Excessive alcohol consumption significantly increases the risk of developing alcohol dependence. In a study published in the journal Microbiome, a team of researchers from the University of Connecticut School of Medicine found that valeric acid, a substance produced by gut bacteria, reduced the amount of alcohol consumed in mice. These findings open up new possibilities in the search for treatments for alcohol dependence.

Binge drinking is characterized by drinking large amounts of alcohol in a short period of time, typically resulting in a blood alcohol concentration of 0.08% or higher. According to the National Institute on Alcohol Abuse and Alcoholism, four or five drinks within two hours can result in this level of alcohol in the blood. Research shows that one in three young Europeans and North Americans regularly engage in binge drinking, which increases the risk of developing alcohol dependence and other neuropsychiatric disorders in the future.
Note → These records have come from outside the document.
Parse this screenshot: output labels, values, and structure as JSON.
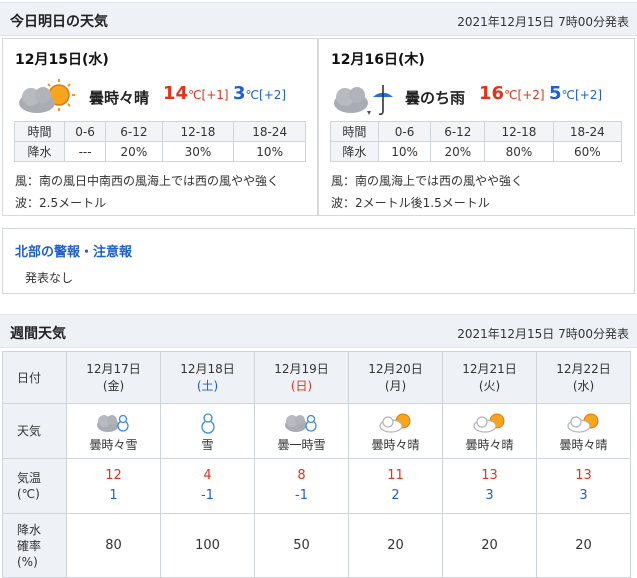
{
  "today_section": {
    "title": "今日明日の天気",
    "issued": "2021年12月15日 7時00分発表"
  },
  "days": [
    {
      "date": "12月15日(水)",
      "weather": "曇時々晴",
      "icon": "cloud-sun-icon",
      "high": "14",
      "high_diff": "[+1]",
      "low": "3",
      "low_diff": "[+2]",
      "unit": "℃",
      "pop_header": [
        "時間",
        "0-6",
        "6-12",
        "12-18",
        "18-24"
      ],
      "pop_row": [
        "降水",
        "---",
        "20%",
        "30%",
        "10%"
      ],
      "wind": "風：南の風日中南西の風海上では西の風やや強く",
      "wave": "波：2.5メートル"
    },
    {
      "date": "12月16日(木)",
      "weather": "曇のち雨",
      "icon": "cloud-then-rain-icon",
      "high": "16",
      "high_diff": "[+2]",
      "low": "5",
      "low_diff": "[+2]",
      "unit": "℃",
      "pop_header": [
        "時間",
        "0-6",
        "6-12",
        "12-18",
        "18-24"
      ],
      "pop_row": [
        "降水",
        "10%",
        "20%",
        "80%",
        "60%"
      ],
      "wind": "風：南の風海上では西の風やや強く",
      "wave": "波：2メートル後1.5メートル"
    }
  ],
  "warning": {
    "title": "北部の警報・注意報",
    "text": "発表なし"
  },
  "weekly_section": {
    "title": "週間天気",
    "issued": "2021年12月15日 7時00分発表"
  },
  "weekly": {
    "row_labels": {
      "date": "日付",
      "weather": "天気",
      "temp_line1": "気温",
      "temp_line2": "(℃)",
      "pop_line1": "降水",
      "pop_line2": "確率",
      "pop_line3": "(%)"
    },
    "days": [
      {
        "date": "12月17日",
        "dow": "(金)",
        "dow_type": "weekday",
        "icon": "cloud-snow-icon",
        "weather": "曇時々雪",
        "high": "12",
        "low": "1",
        "pop": "80"
      },
      {
        "date": "12月18日",
        "dow": "(土)",
        "dow_type": "sat",
        "icon": "snow-icon",
        "weather": "雪",
        "high": "4",
        "low": "-1",
        "pop": "100"
      },
      {
        "date": "12月19日",
        "dow": "(日)",
        "dow_type": "sun",
        "icon": "cloud-snow-icon",
        "weather": "曇一時雪",
        "high": "8",
        "low": "-1",
        "pop": "50"
      },
      {
        "date": "12月20日",
        "dow": "(月)",
        "dow_type": "weekday",
        "icon": "cloud-sun-icon",
        "weather": "曇時々晴",
        "high": "11",
        "low": "2",
        "pop": "20"
      },
      {
        "date": "12月21日",
        "dow": "(火)",
        "dow_type": "weekday",
        "icon": "cloud-sun-icon",
        "weather": "曇時々晴",
        "high": "13",
        "low": "3",
        "pop": "20"
      },
      {
        "date": "12月22日",
        "dow": "(水)",
        "dow_type": "weekday",
        "icon": "cloud-sun-icon",
        "weather": "曇時々晴",
        "high": "13",
        "low": "3",
        "pop": "20"
      }
    ]
  },
  "colors": {
    "high": "#e0331c",
    "low": "#1f5fcf",
    "header_bg": "#eef1f6",
    "link_blue": "#1f5fcf"
  }
}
Despite the prevalence and serious consequences of alcohol abuse, effective pharmacological treatments are limited. There are currently only three medications approved by the FDA to treat alcohol dependence, and they are ineffective for most people.

Yanjiao Zhou, a microbiome scientist at the University of Connecticut School of Medicine, was intrigued by data showing that people who drink alcohol heavily often have different patterns of microbes in their guts compared to those who do not drink heavily. These gut microbes, known as the gut microbiome, also produce a different set of short-chain fatty acids (SCFAs). SCFAs are produced by the gut microbiome through the fermentation of undigested dietary fiber and protein. It has been hypothesized that the mix of SCFAs produced by gut microbes may influence patterns of alcohol consumption.

To examine the potential link between SCFAs and excessive alcohol consumption, Zhou and her colleagues used a four-day "drinking in the dark" model in mice, which mimics excessive alcohol consumption in humans. The mice were given different types of SCFAs in their food for 10 days.

The mice were then allowed to drink alcohol (20% ethanol mixed with water, no cocktails) at night for four nights. The mice fed valeric acid, but not other types of SCFAs, drank 40% less alcohol and had blood alcohol levels that were 53% lower than the other mice. These mice also showed reduced anxiety behavior.

"The finding that valeric acid reduces alcohol consumption is unexpected," says Suresh Bokolia, a postdoc in Zhou's lab. "The concentration of valeric acid in the gut is lower compared to other common SCFAs, such as butyrate and acetate."

When the team looked more closely at how valeric acid reduced alcohol consumption, they found that mice given valeric acid supplements had increased levels of GABA, a chemical known for its calming effects, in the amygdala, a region of the brain associated with mood and addictive behavior. They also found that genes involved in energy production and anti-inflammatory activity were more active, while genes associated with depression were less active.

"There are likely multiple mechanisms involved to explain how valeric acid reduces alcohol consumption," Zhou says. "But the effects of this microbial metabolite on brain epigenetics may be quite powerful in regulating alcohol-use behavior."

Zhou’s lab collaborated closely with John Kowalt of the University of Connecticut’s Center for Alcohol Research, Jason Bubier of the Jackson Laboratory, and Jessica Barson of Drexel University. The researchers are now testing the approach in other mouse models that more closely mimic alcohol addiction to see if valeric acid can effectively treat alcohol addiction in people.